OPINION OF THE COURT
John S. Lockman, J.Motion by counsel for plaintiff for an order pursuant to Judiciary Law § 474-a increasing the attorney’s fee award in this matter above the statutory schedule is denied.
This application to increase attorney’s fees presents in a context of a medical malpractice action which resulted in a $2,225,000 settlement. The statutory fee schedule set forth in Judiciary Law § 474-a results in an approximate fee award of $372,500. This application to increase the fee is supported by the affirmation of counsel which in effect avers that the unusually complex medical issues in multiple disciplines resulted in an increased amount of effort over an extended period of time devoted exclusively to this case.
A review of authority concerning the statutory scheme precludes any increased compensation.
“Inadequacy of the statutory fee schedule is the touchstone of the section 474-a (4) inquiry. The analysis must begin with the recognition that the section 474-a (2) scheduled fees are presumptively reasonable in all malpractice cases * * * To succeed on a request for excess compensation, then, the applicant bears the burden of rebutting that presumption by establishing that the fee schedule was inadequate to compensate counsel for the representation provided in the particular case * * * Thus, before departing from the statutory fee schedule, the court must make a threshold finding that a departure from the fee schedule is justified because the authorized fee did not equitably compensate counsel * * *
“The considerations which are relevant to an assessment of the adequacy of the section 474-a (2) fees are those related to the economics of the litigation and any concomitant financial hardship suffered by plaintiffs counsel.” (Yalango v Popp, 84 NY2d 601, 607-608; emphasis supplied.)

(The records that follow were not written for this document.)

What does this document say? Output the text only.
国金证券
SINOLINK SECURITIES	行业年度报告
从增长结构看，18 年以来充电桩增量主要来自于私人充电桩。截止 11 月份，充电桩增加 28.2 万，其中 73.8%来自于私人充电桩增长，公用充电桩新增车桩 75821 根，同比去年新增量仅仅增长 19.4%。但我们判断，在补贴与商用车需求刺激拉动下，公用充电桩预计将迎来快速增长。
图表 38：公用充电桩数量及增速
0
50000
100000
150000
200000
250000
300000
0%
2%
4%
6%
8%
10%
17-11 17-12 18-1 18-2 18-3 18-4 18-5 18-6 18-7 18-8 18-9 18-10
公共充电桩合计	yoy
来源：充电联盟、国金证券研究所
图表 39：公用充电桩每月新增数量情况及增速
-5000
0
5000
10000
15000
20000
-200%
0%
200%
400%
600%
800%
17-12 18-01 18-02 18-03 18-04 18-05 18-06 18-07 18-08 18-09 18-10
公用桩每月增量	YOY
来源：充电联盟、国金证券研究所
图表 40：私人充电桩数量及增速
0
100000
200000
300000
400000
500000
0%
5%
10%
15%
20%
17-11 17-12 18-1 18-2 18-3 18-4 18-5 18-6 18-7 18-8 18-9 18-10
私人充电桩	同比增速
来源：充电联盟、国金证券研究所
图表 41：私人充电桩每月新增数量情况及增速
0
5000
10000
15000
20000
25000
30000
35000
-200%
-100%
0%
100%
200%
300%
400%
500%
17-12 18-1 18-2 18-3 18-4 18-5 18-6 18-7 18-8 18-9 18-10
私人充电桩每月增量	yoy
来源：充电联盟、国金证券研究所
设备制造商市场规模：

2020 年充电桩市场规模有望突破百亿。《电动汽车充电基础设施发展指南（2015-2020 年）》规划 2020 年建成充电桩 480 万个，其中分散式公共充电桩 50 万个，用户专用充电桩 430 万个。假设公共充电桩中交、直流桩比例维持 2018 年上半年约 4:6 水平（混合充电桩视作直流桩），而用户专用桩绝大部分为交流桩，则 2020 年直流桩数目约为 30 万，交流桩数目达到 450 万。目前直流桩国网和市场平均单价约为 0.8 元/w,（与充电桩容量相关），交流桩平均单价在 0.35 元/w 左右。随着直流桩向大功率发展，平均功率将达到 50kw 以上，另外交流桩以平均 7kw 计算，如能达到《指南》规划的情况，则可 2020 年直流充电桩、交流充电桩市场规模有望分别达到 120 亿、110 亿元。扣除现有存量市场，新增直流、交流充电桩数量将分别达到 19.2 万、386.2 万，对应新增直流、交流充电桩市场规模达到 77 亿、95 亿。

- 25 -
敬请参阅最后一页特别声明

While the skill of counsel in this matter is considerable and a significant factor in the size of the settlement fee, an attorney’s success “is already accounted for under the graduated fee schedule which authorizes compensation based on a percentage of the recovery fund” (Yalango v Popp, supra, at 610). Moreover, medical malpractice actions “are by their nature complex, warranting extensive and sophisticated preparation *254* * * [and] it is customary for parties to ‘produce the testimony of various experts and to be technically well prepared to develop that testimony or to cross-examine witnesses’ ” (supra, at 610).

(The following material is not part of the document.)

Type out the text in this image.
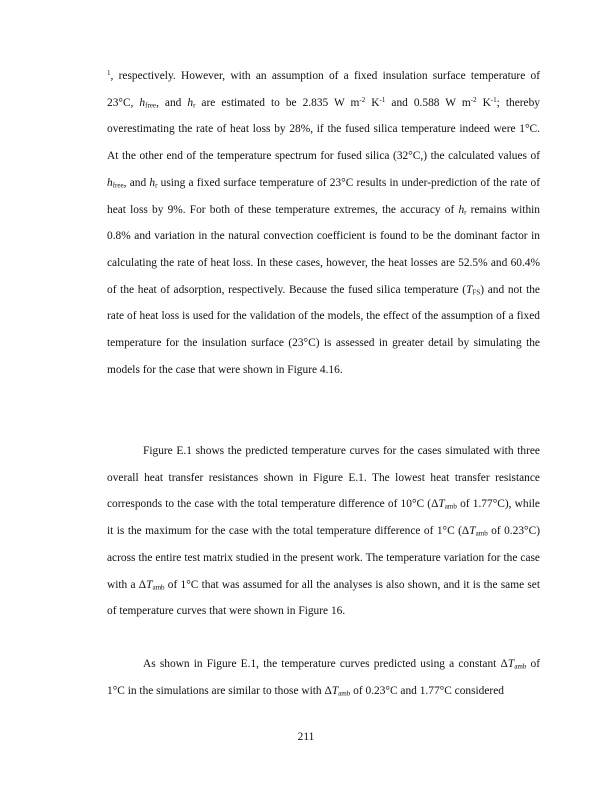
$^1$, respectively. However, with an assumption of a fixed insulation surface temperature of 23°C, $h_{free}$, and $h_r$ are estimated to be 2.835 W $m^{-2}$ $K^{-1}$ and 0.588 W $m^{-2}$ $K^{-1}$; thereby overestimating the rate of heat loss by 28%, if the fused silica temperature indeed were 1°C. At the other end of the temperature spectrum for fused silica (32°C,) the calculated values of $h_{free}$, and $h_r$ using a fixed surface temperature of 23°C results in under-prediction of the rate of heat loss by 9%. For both of these temperature extremes, the accuracy of $h_r$ remains within 0.8% and variation in the natural convection coefficient is found to be the dominant factor in calculating the rate of heat loss. In these cases, however, the heat losses are 52.5% and 60.4% of the heat of adsorption, respectively. Because the fused silica temperature $(T_{FS})$ and not the rate of heat loss is used for the validation of the models, the effect of the assumption of a fixed temperature for the insulation surface (23°C) is assessed in greater detail by simulating the models for the case that were shown in Figure 4.16.

Figure E.1 shows the predicted temperature curves for the cases simulated with three overall heat transfer resistances shown in Figure E.1. The lowest heat transfer resistance corresponds to the case with the total temperature difference of 10°C ($\Delta T_{amb}$ of 1.77°C), while it is the maximum for the case with the total temperature difference of 1°C ($\Delta T_{amb}$ of 0.23°C) across the entire test matrix studied in the present work. The temperature variation for the case with a $\Delta T_{amb}$ of 1°C that was assumed for all the analyses is also shown, and it is the same set of temperature curves that were shown in Figure 16.

As shown in Figure E.1, the temperature curves predicted using a constant $\Delta T_{amb}$ of 1°C in the simulations are similar to those with $\Delta T_{amb}$ of 0.23°C and 1.77°C considered

211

Counsel for plaintiff avers that “in the month before this case went to trial, the trial team headed by your Affiant dedicated its time exclusively to the Pugliese case to the complete exclusion of any other matter” (emphasis in original). Counsel avers that this “work ethic” continued throughout the trial of one month from jury selection to the “ultimate disposition of the case.” Counsel is not specific about the number of attorney hours spent in this matter, and while it is acknowledged that he was assisted by a second attorney at trial, it is unclear whether this constitutes a service “properly chargeable to * * * the prosecution of the action” (Yalango v Popp, supra, at 606). In any event, assuming arguendo a $300 per hour legal fee, the award in this case would compensate for approximately 1,242 hours of legal services. Assuming 10-hour days, such fee would cover 25 weeks or six months for one attorney, or 12V2 weeks or three months for two. It has not been established that the legal services were greater, and thus “inadequacy” of the attorney fee award derived by applying the mandatory fee schedule is not shown. Accordingly, the motion is denied.